その光景の裏で、誰も口にしない「疲れ」が積み重なっていく。

ゴールデンウィークの帰省。家族にとって特別な時間であるはずの数日間が、いま「孫疲れ」というかたちで影を落としている。そして、その影にはもう一つの存在がある。「無理をして帰省する嫁」だ。

 

 

「来てくれてうれしい」その一言の裏側

帰省の目的はシンプルだ。
「孫の顔を見せたい」「家族で過ごしたい」。

だが、受け入れる側の生活は、その瞬間から変わる。

朝は早くから食事の準備に追われ、昼は孫の相手、夜は洗濯物の山に向き合う。普段は二人で静かに暮らしている家が、一時的に“大家族”へと変わる。

ある祖父母は言う。
「帰ってくるのはうれしい。でも、帰ったあと、しばらく何もしたくなくなる」

別の家庭では、食べ盛りの孫のためにごちそうを並べ続け、気づけば数日で一カ月分の食費が消えていた。

それでも、祖父母は笑う。
「喜んでくれるから」

その笑顔の裏にあるのは、疲労と、そして“期待に応えなければならない”という見えない圧力だ。

 

「言えない」ことで深まる負担

祖父母世代は、限界まで頑張ってしまう。

「しんどい」と言えば心配をかける。
「お金が厳しい」と言えば空気が重くなる。

だから、言わない。
言わないまま、続ける。

だが、無理は長くは続かない。ある日突然、「もう来ないで」と口にしてしまう。その一言は、それまで積み重ねた関係を一瞬で壊してしまうこともある。

問題は、疲れそのものではない。
“伝えられない優しさ”が、負担を見えなくしてしまうことにある。

 

もう一つの沈黙 「帰りたくないけど帰る」嫁

この問題には、もう一人の当事者がいる。

子育て世代の中でも、特に「嫁」の立場だ。

帰省は、必ずしも安らぎではない。
むしろ、緊張の連続であることも多い。

「行かないわけにはいかない」
「子どもを会わせないといけない」
「気を遣わせたくないから、できるだけ手伝う」

そうして、自分の疲れは後回しになる。

移動だけでも大きな負担だ。混雑した交通機関、子どもの世話、荷物の多さ。到着した頃には、すでに疲れ切っている。それでも、笑顔を作る。
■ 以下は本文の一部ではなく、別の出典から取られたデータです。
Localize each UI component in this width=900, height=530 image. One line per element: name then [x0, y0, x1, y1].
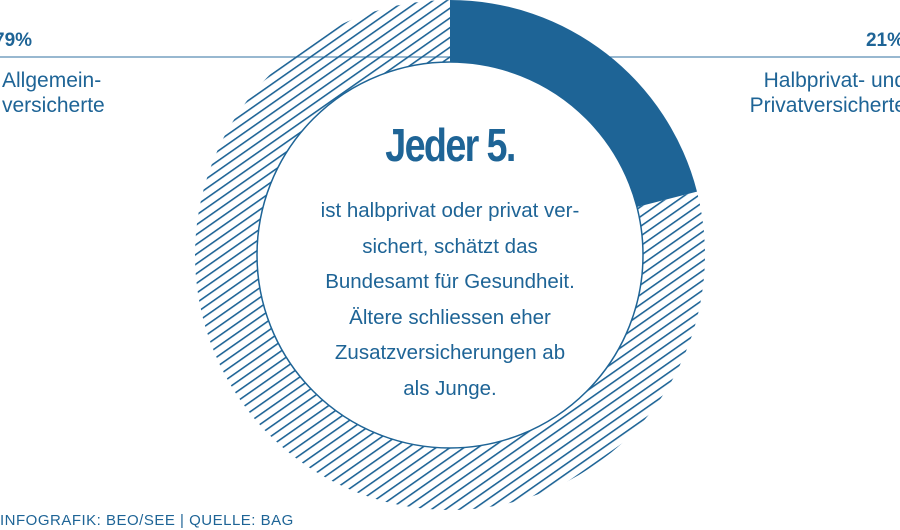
category-left-label: Allgemein- versicherte — [2, 69, 105, 117]
pie-slices — [195, 0, 706, 510]
source-credit: INFOGRAFIK: BEO/SEE | QUELLE: BAG — [0, 512, 294, 529]
percent-left-label: 79% — [0, 30, 33, 51]
category-right-label: Halbprivat- und Privatversicherte — [749, 69, 900, 117]
percent-right-label: 21% — [865, 30, 900, 51]
slice-halbprivat-privat — [450, 0, 697, 208]
inner-circle — [256, 61, 644, 449]
center-text: ist halbprivat oder privat ver- sichert,… — [320, 199, 580, 400]
headline: Jeder 5. — [385, 119, 516, 171]
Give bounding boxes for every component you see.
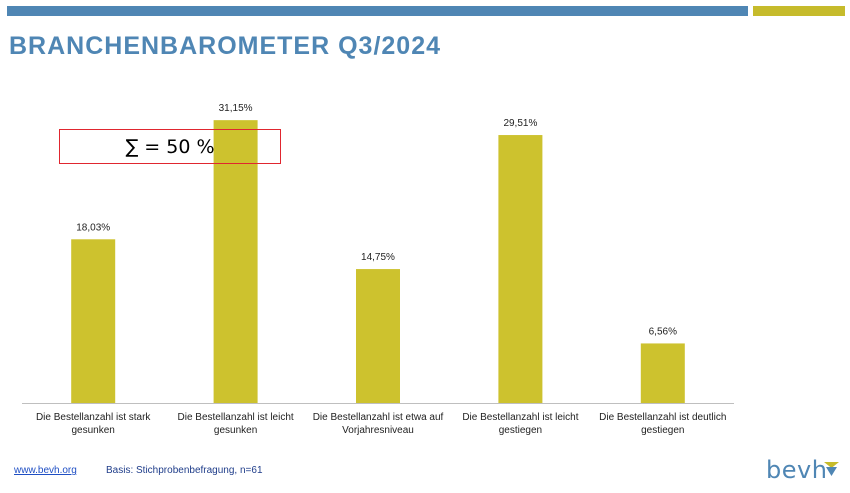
category-label: gestiegen [641,425,684,436]
top-accent-bar-blue [7,6,748,16]
bar [498,135,543,403]
bevh-logo: bevh [766,456,846,488]
footer-basis-note: Basis: Stichprobenbefragung, n=61 [106,465,263,476]
category-label: Die Bestellanzahl ist stark [36,412,151,423]
data-label: 29,51% [503,118,537,129]
website-link[interactable]: www.bevh.org [14,465,77,476]
logo-text: bevh [766,456,828,484]
category-label: Vorjahresniveau [342,425,414,436]
data-label: 14,75% [361,252,395,263]
category-label: Die Bestellanzahl ist leicht [178,412,294,423]
bar [640,343,685,403]
bar [356,269,400,403]
category-label: Die Bestellanzahl ist etwa auf [313,412,444,423]
top-accent-bar-olive [753,6,845,16]
category-label: Die Bestellanzahl ist deutlich [599,412,726,423]
sum-annotation-box: ∑ = 50 % [59,129,281,164]
category-label: gesunken [214,425,257,436]
data-label: 18,03% [76,222,110,233]
category-label: gesunken [72,425,115,436]
data-label: 6,56% [649,326,677,337]
bevh-chevron-logo-icon [824,462,839,476]
sum-annotation-text: ∑ = 50 % [125,135,215,158]
bar [213,120,258,404]
page-title: BRANCHENBAROMETER Q3/2024 [9,32,442,60]
category-label: gestiegen [499,425,542,436]
category-label: Die Bestellanzahl ist leicht [462,412,578,423]
data-label: 31,15% [219,103,253,114]
bar [71,239,116,403]
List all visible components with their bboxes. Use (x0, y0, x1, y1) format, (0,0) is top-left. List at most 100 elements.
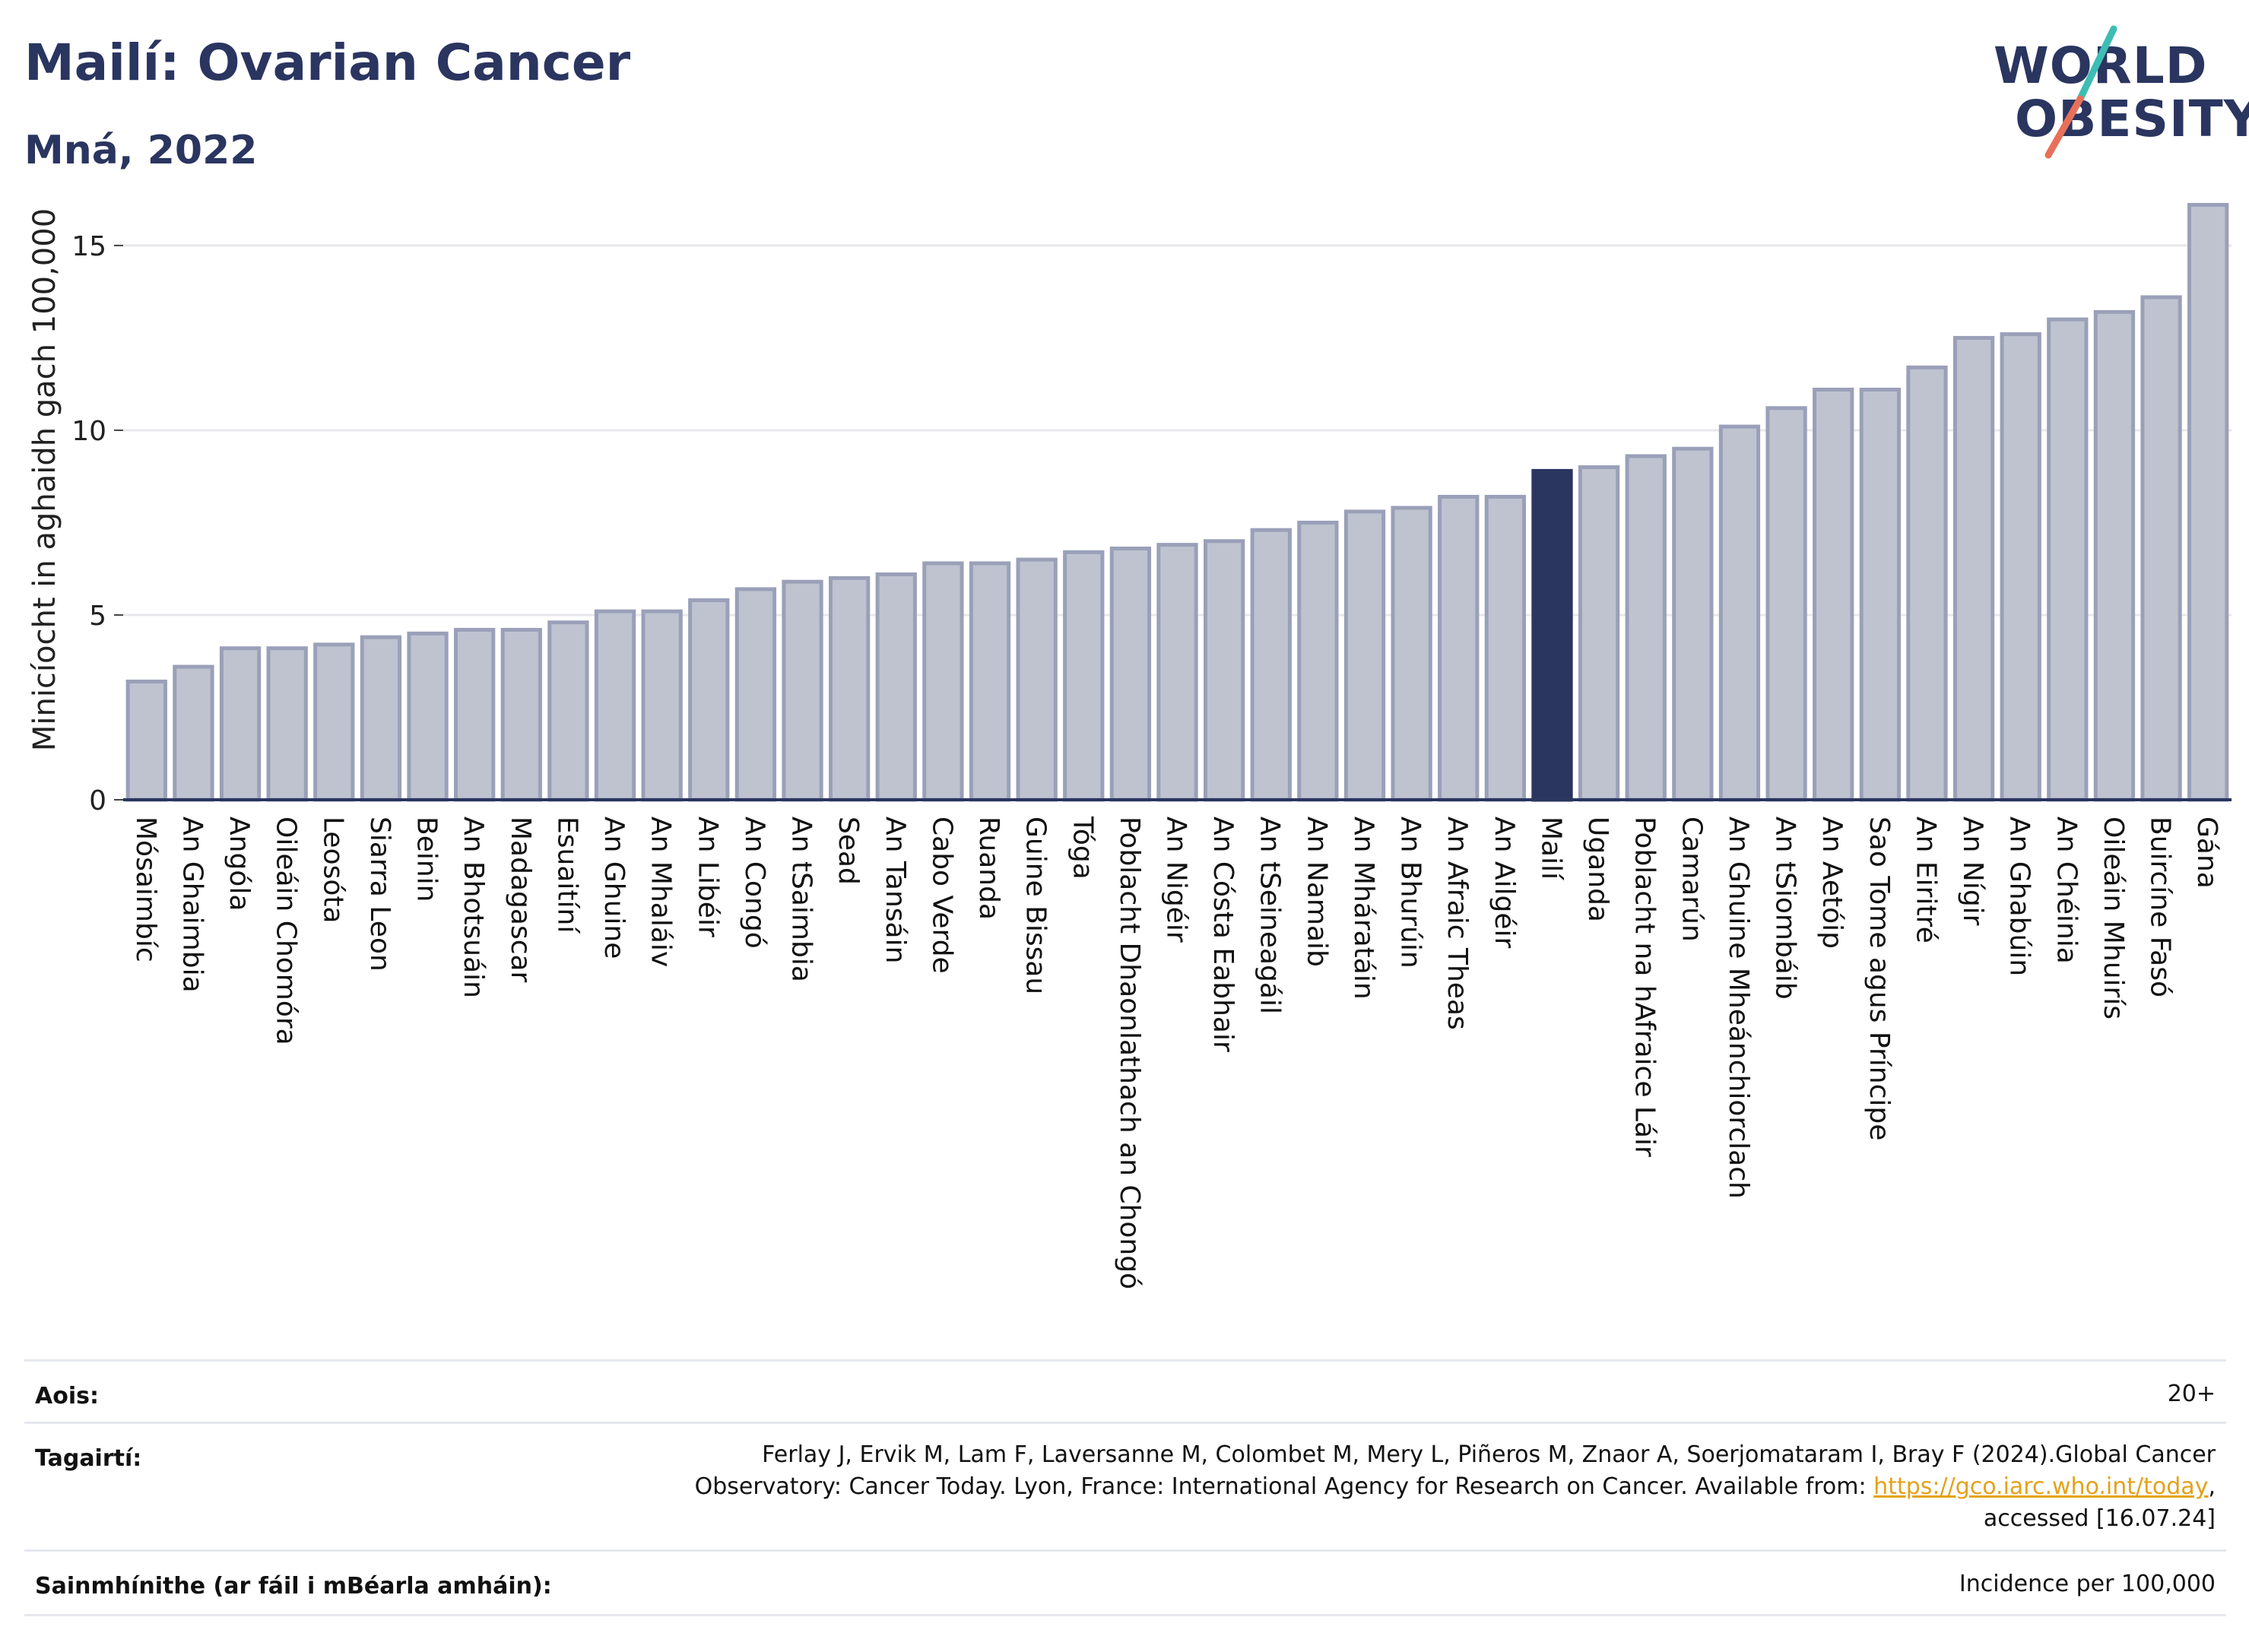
x-tick-label: An Eiritré (1910, 816, 1941, 943)
x-tick-label: Madagascar (505, 816, 536, 983)
references-value: Ferlay J, Ervik M, Lam F, Laversanne M, … (315, 1439, 2216, 1535)
world-obesity-logo: WORLD OBESITY (1984, 23, 2249, 160)
bar (173, 664, 214, 802)
x-tick-label: Oileáin Chomóra (271, 816, 302, 1045)
bar (407, 631, 449, 802)
definitions-label: Sainmhínithe (ar fáil i mBéarla amháin): (35, 1573, 552, 1600)
references-line-3: accessed [16.07.24] (1983, 1505, 2216, 1532)
bar (1156, 543, 1198, 802)
bar (1859, 387, 1901, 802)
references-row: Tagairtí: Ferlay J, Ervik M, Lam F, Lave… (24, 1422, 2226, 1552)
x-tick-label: An Ghaimbia (176, 816, 208, 993)
x-tick-label: An Tansáin (880, 816, 911, 963)
bar (1672, 446, 1714, 802)
x-tick-label: Poblacht Dhaonlathach an Chongó (1114, 816, 1145, 1289)
bar (1438, 494, 1480, 802)
bar (1625, 454, 1667, 802)
references-link[interactable]: https://gco.iarc.who.int/today (1873, 1473, 2209, 1500)
references-line-1: Ferlay J, Ervik M, Lam F, Laversanne M, … (762, 1441, 2216, 1468)
bar (1765, 406, 1807, 802)
x-tick-label: Tóga (1067, 816, 1098, 880)
x-tick-label: Guine Bissau (1020, 816, 1052, 994)
x-tick-label: Cabo Verde (926, 816, 957, 974)
x-tick-label: An Namaib (1301, 816, 1332, 967)
x-tick-label: An Cósta Eabhair (1207, 816, 1239, 1052)
x-tick-label: An Nígir (1957, 816, 1988, 926)
bar (313, 642, 355, 802)
x-tick-label: An Chéinia (2051, 816, 2082, 964)
bar (828, 576, 871, 802)
bar (969, 561, 1011, 802)
definitions-value: Incidence per 100,000 (1959, 1571, 2216, 1597)
bar (2187, 202, 2229, 802)
bar (1016, 557, 1058, 802)
bar-highlight (1531, 468, 1573, 802)
bar (547, 620, 589, 802)
x-tick-label: An tSaimbia (786, 816, 817, 982)
bar (688, 598, 730, 802)
age-value: 20+ (2167, 1381, 2216, 1407)
x-tick-label: An Ghuine Mheánchiorclach (1723, 816, 1754, 1199)
x-tick-label: Buircíne Fasó (2145, 816, 2176, 997)
x-tick-label: An Mháratáin (1348, 816, 1379, 1000)
age-label: Aois: (35, 1383, 99, 1409)
x-tick-label: An Bhotsuáin (458, 816, 489, 998)
x-tick-label: An Bhurúin (1395, 816, 1426, 969)
x-tick-label: Beinin (411, 816, 443, 902)
x-tick-label: Mósaimbíc (130, 816, 161, 962)
x-tick-label: Uganda (1582, 816, 1613, 922)
y-tick-label: 5 (89, 601, 106, 632)
logo-word-world: WORLD (1994, 36, 2208, 95)
x-tick-label: An Congó (739, 816, 770, 949)
references-line-2: Observatory: Cancer Today. Lyon, France:… (315, 1471, 2216, 1503)
bar (1952, 335, 1995, 802)
x-axis-labels: Mósaimbíc An Ghaimbia Angóla Oileáin Chomór… (130, 816, 2222, 1289)
bar (1250, 528, 1292, 802)
bar (1063, 550, 1105, 802)
x-tick-label: An Afraic Theas (1442, 816, 1473, 1030)
bar (1484, 494, 1527, 802)
age-row: Aois: 20+ (24, 1359, 2226, 1424)
x-tick-label: Poblacht na hAfraice Láir (1629, 816, 1661, 1157)
bar (1578, 465, 1620, 802)
x-tick-label: An Ghabúin (2004, 816, 2035, 976)
x-tick-label: An Nigéir (1161, 816, 1192, 943)
bar (2140, 295, 2182, 802)
bar (922, 561, 964, 802)
bar (219, 646, 262, 802)
logo-word-obesity: OBESITY (2015, 90, 2249, 148)
bar (782, 579, 823, 802)
x-tick-label: Esuaitíní (551, 816, 582, 934)
x-tick-label: An Mhaláiv (646, 816, 677, 967)
bar (360, 635, 402, 802)
logo-slash-icon (2044, 25, 2117, 159)
definitions-row: Sainmhínithe (ar fáil i mBéarla amháin):… (24, 1549, 2226, 1616)
bar (594, 609, 636, 802)
x-tick-label: Sao Tome agus Príncipe (1864, 816, 1895, 1140)
x-tick-label: Sead (833, 816, 864, 885)
references-label: Tagairtí: (35, 1445, 142, 1472)
bar (500, 627, 542, 802)
x-tick-label: Gána (2191, 816, 2222, 889)
x-tick-label: Ruanda (973, 816, 1004, 920)
bar (1906, 365, 1948, 802)
x-tick-label: An Aetóip (1816, 816, 1848, 949)
y-tick-label: 0 (89, 785, 106, 816)
x-tick-label: An tSiombáib (1770, 816, 1801, 1000)
y-axis-ticks: 0 5 10 15 (71, 231, 123, 816)
y-axis-label: Minicíocht in aghaidh gach 100,000 (27, 208, 62, 751)
bar (2047, 317, 2089, 802)
bar (641, 609, 683, 802)
x-tick-label: An Ghuine (598, 816, 630, 959)
y-tick-label: 10 (71, 416, 106, 447)
x-tick-label: An Libéir (692, 816, 723, 937)
chart-title: Mailí: Ovarian Cancer (24, 33, 631, 92)
x-tick-label: Oileáin Mhuirís (2098, 816, 2129, 1019)
bar (734, 587, 777, 802)
bar (1813, 387, 1854, 802)
bar-chart: 0 5 10 15 Mósaimbíc An Ghaimbia Angóla Oileáin… (27, 202, 2232, 1289)
x-tick-label: An tSeineagáil (1255, 816, 1286, 1014)
bar (2093, 309, 2136, 802)
x-tick-label: Camarún (1676, 816, 1707, 942)
bar (1718, 424, 1761, 802)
そして、その“頑張り”は、祖父母の「もっとしてあげたい」という気持ちを引き出してしまう。

結果として、双方が無理を重ねる。

優しさが、負担を増幅させている。

 

なぜ人は「優しさで無理をしてしまう」のか

ここに、この問題の核心がある。

人はなぜ、無理をしてまで優しくしようとするのか。

理由の一つは、「関係を壊したくない」という恐れだ。
もう一つは、「期待に応えたい」という欲求だ。

祖父母は、「いい祖父母でありたい」と思う。
嫁は、「良い関係を保ちたい」と思う。

そのどちらもが間違っているわけではない。むしろ自然な感情だ。

しかし、その感情が「我慢」という形で表れたとき、問題は始まる。

我慢は、一時的には関係を円滑にする。だが長く続けば、やがて歪みとなって現れる。

つまり、「優しさ」と「無理」は紙一重なのだ。

 

三世代のズレが生む“見えない摩擦”

現代の家族構造は大きく変わった。

かつては日常的に関わっていた祖父母と孫が、今は“たまに会う存在”になっている。その分、一度の帰省に負担が集中する。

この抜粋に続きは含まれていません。